14:15-15:00, Naoya Inoue, Paul Reisert
Towards Capturing Implicit Reasoning of Argumentative Texts
Automatic understanding of implicit reasoning underlying argumentative texts has potential for applications such as automated essay grading and multi-document summarization. In this talk, we introduce our recent efforts towards implicit reasoning identification. First, we discuss our annotated corpus of argumentation templates, where we augment an existing, reliable corpus of argumentative texts with such implicit reasoning via predefined templates. We also discuss our first attempt of an automated model for implicit reasoning identification. In the second part of the talk, we discuss our ongoing work for extending abductive reasoning with distributed representations for implicit reasoning identification.
15:15-16:00, Vitor Castro
Detection of Argumentative Texts in the User-Generated Web
Argument mining is a relatively new, rapidly developing area inside of natural language processing. The automatic extraction of argument structure can be applied to fields as varied as legal precedent discovery, summarization, opinion mining and writing assistance. In this context, the user-generated web poses unique challenges, such as a relative lack of well-formed arguments, high linguistic variability, and the sheer amount of available data. One aspect of this research field that has been largely overlooked up until now is determining which texts in this huge quantity of documents are adequate for the mining of argument microstructure and subsequent processing, i.e. which texts are argumentative in nature. In this presentation, we will first show how this problem has been described in previous work, but not, to the best of our knowledge, tackled effectively just yet. Then, we will talk about how we intend to approach the problem by using claim detection information and other machine learning techniques to automatically classify documents as topic-relevant argumentative or not. We plan to evaluate our method by performing additional annotations on top of an existing corpus.
16:15-17:00, Gaku Morio, Katsuhide Fujita
Supporting Large-scale Online Discussions by Argument Mining
Online discussions have been attracting much attention in recent years. They allow people to hold discussions online, whereas these have traditionally been conducted face-to-face at town meetings, etc. However, in large-scale online discussions, some original problems such as groupthink and flaming happen. Therefore, supporting such problems with argument mining techniques is important research topics in large-scale online discussions. In our presentation, we present supporting applications of the large-scale discussions based on argument mining: competence estimation and automatic type classification of posts. In addition, our ongoing research progress to support the large-scale discussions by argumentation mining.
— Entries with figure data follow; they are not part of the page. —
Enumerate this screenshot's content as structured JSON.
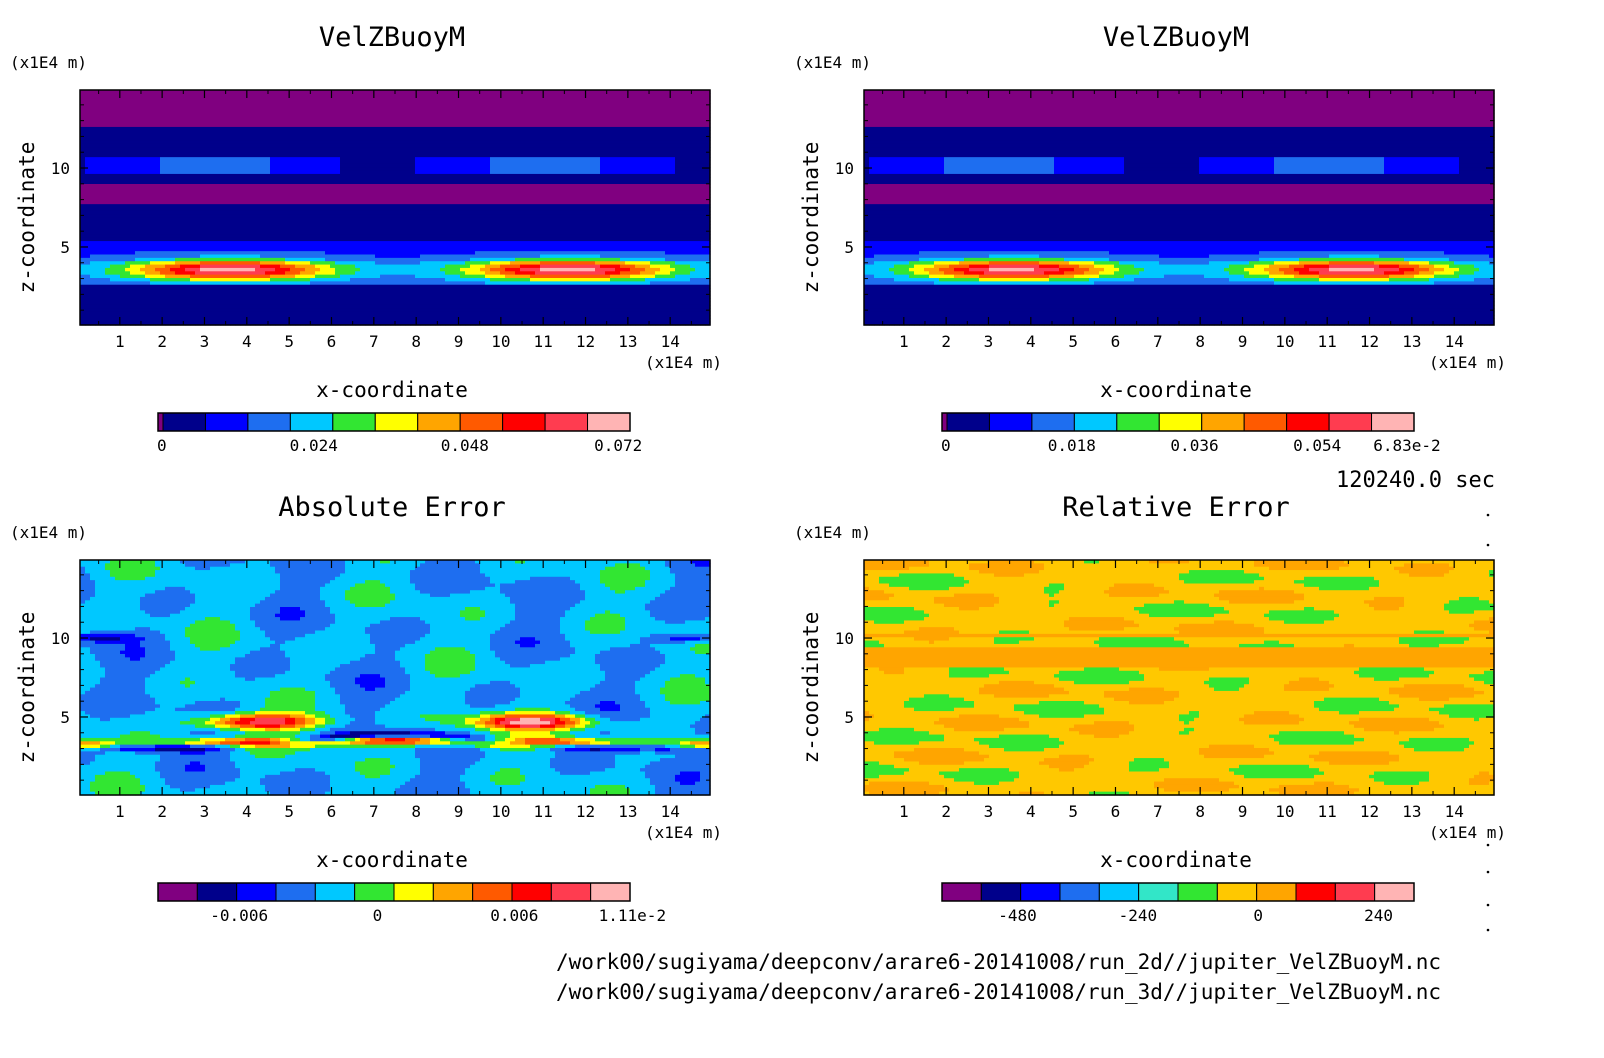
{
  "footer": {
    "time_label": "120240.0 sec",
    "path_2d": "/work00/sugiyama/deepconv/arare6-20141008/run_2d//jupiter_VelZBuoyM.nc",
    "path_3d": "/work00/sugiyama/deepconv/arare6-20141008/run_3d//jupiter_VelZBuoyM.nc"
  },
  "chart_data": [
    {
      "type": "heatmap",
      "title": "VelZBuoyM",
      "xlabel": "x-coordinate",
      "ylabel": "z-coordinate",
      "x_unit": "(x1E4 m)",
      "y_unit": "(x1E4 m)",
      "x_ticks": [
        "1",
        "2",
        "3",
        "4",
        "5",
        "6",
        "7",
        "8",
        "9",
        "10",
        "11",
        "12",
        "13",
        "14"
      ],
      "y_ticks": [
        "5",
        "10"
      ],
      "xlim": [
        0.06,
        14.94
      ],
      "ylim": [
        0.06,
        14.94
      ],
      "colorbar": {
        "colors": [
          "#800080",
          "#00008b",
          "#0000ff",
          "#1e6ef0",
          "#00c8ff",
          "#32e632",
          "#ffff00",
          "#ffa500",
          "#ff5a00",
          "#ff0000",
          "#ff3c50",
          "#ffb4b4"
        ],
        "ticks": [
          "0",
          "0.024",
          "0.048",
          "0.072"
        ]
      },
      "pattern": "horizontal bands, two lobes of maxima near z=3.5 centered at x=3.5 and x=11.5, max ~0.072"
    },
    {
      "type": "heatmap",
      "title": "VelZBuoyM",
      "xlabel": "x-coordinate",
      "ylabel": "z-coordinate",
      "x_unit": "(x1E4 m)",
      "y_unit": "(x1E4 m)",
      "x_ticks": [
        "1",
        "2",
        "3",
        "4",
        "5",
        "6",
        "7",
        "8",
        "9",
        "10",
        "11",
        "12",
        "13",
        "14"
      ],
      "y_ticks": [
        "5",
        "10"
      ],
      "xlim": [
        0.06,
        14.94
      ],
      "ylim": [
        0.06,
        14.94
      ],
      "colorbar": {
        "colors": [
          "#800080",
          "#00008b",
          "#0000ff",
          "#1e6ef0",
          "#00c8ff",
          "#32e632",
          "#ffff00",
          "#ffa500",
          "#ff5a00",
          "#ff0000",
          "#ff3c50",
          "#ffb4b4"
        ],
        "ticks": [
          "0",
          "0.018",
          "0.036",
          "0.054",
          "6.83e-2"
        ]
      },
      "pattern": "horizontal bands, two lobes of maxima near z=3.5 centered at x=3.5 and x=11.5, max ~6.83e-2"
    },
    {
      "type": "heatmap",
      "title": "Absolute Error",
      "xlabel": "x-coordinate",
      "ylabel": "z-coordinate",
      "x_unit": "(x1E4 m)",
      "y_unit": "(x1E4 m)",
      "x_ticks": [
        "1",
        "2",
        "3",
        "4",
        "5",
        "6",
        "7",
        "8",
        "9",
        "10",
        "11",
        "12",
        "13",
        "14"
      ],
      "y_ticks": [
        "5",
        "10"
      ],
      "xlim": [
        0.06,
        14.94
      ],
      "ylim": [
        0.06,
        14.94
      ],
      "colorbar": {
        "colors": [
          "#800080",
          "#00008b",
          "#0000ff",
          "#1e6ef0",
          "#00c8ff",
          "#32e632",
          "#ffff00",
          "#ffa500",
          "#ff5a00",
          "#ff0000",
          "#ff3c50",
          "#ffb4b4"
        ],
        "ticks": [
          "-0.006",
          "0",
          "0.006",
          "1.11e-2"
        ]
      },
      "pattern": "mostly cyan/green near zero; positive (red) lobes near z=3.5 at x=4 and x=11, negative (blue) band around z=3.2"
    },
    {
      "type": "heatmap",
      "title": "Relative Error",
      "xlabel": "x-coordinate",
      "ylabel": "z-coordinate",
      "x_unit": "(x1E4 m)",
      "y_unit": "(x1E4 m)",
      "x_ticks": [
        "1",
        "2",
        "3",
        "4",
        "5",
        "6",
        "7",
        "8",
        "9",
        "10",
        "11",
        "12",
        "13",
        "14"
      ],
      "y_ticks": [
        "5",
        "10"
      ],
      "xlim": [
        0.06,
        14.94
      ],
      "ylim": [
        0.06,
        14.94
      ],
      "colorbar": {
        "colors": [
          "#800080",
          "#00008b",
          "#0000ff",
          "#1e6ef0",
          "#00c8ff",
          "#32e6c8",
          "#32e632",
          "#ffc800",
          "#ffa500",
          "#ff0000",
          "#ff3c50",
          "#ffb4b4"
        ],
        "ticks": [
          "-480",
          "-240",
          "0",
          "240"
        ]
      },
      "pattern": "mostly orange/gold (values near 0) with patchy structure"
    }
  ]
}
17:15-18:00, Katsumi Nitta
Toward Automated Scoring of Argumentation Skills
Every year, intercollegiate negotiation competition is held in Japan, and more than 40 teams participate in this competition. The score sheets consists of 30 criteria to evaluate the argumentation skills such as strategy of negotiation, constructive proposal of alternatives, effective discussion and so on. The tentative result of estimating the scores by argumentation records is presented.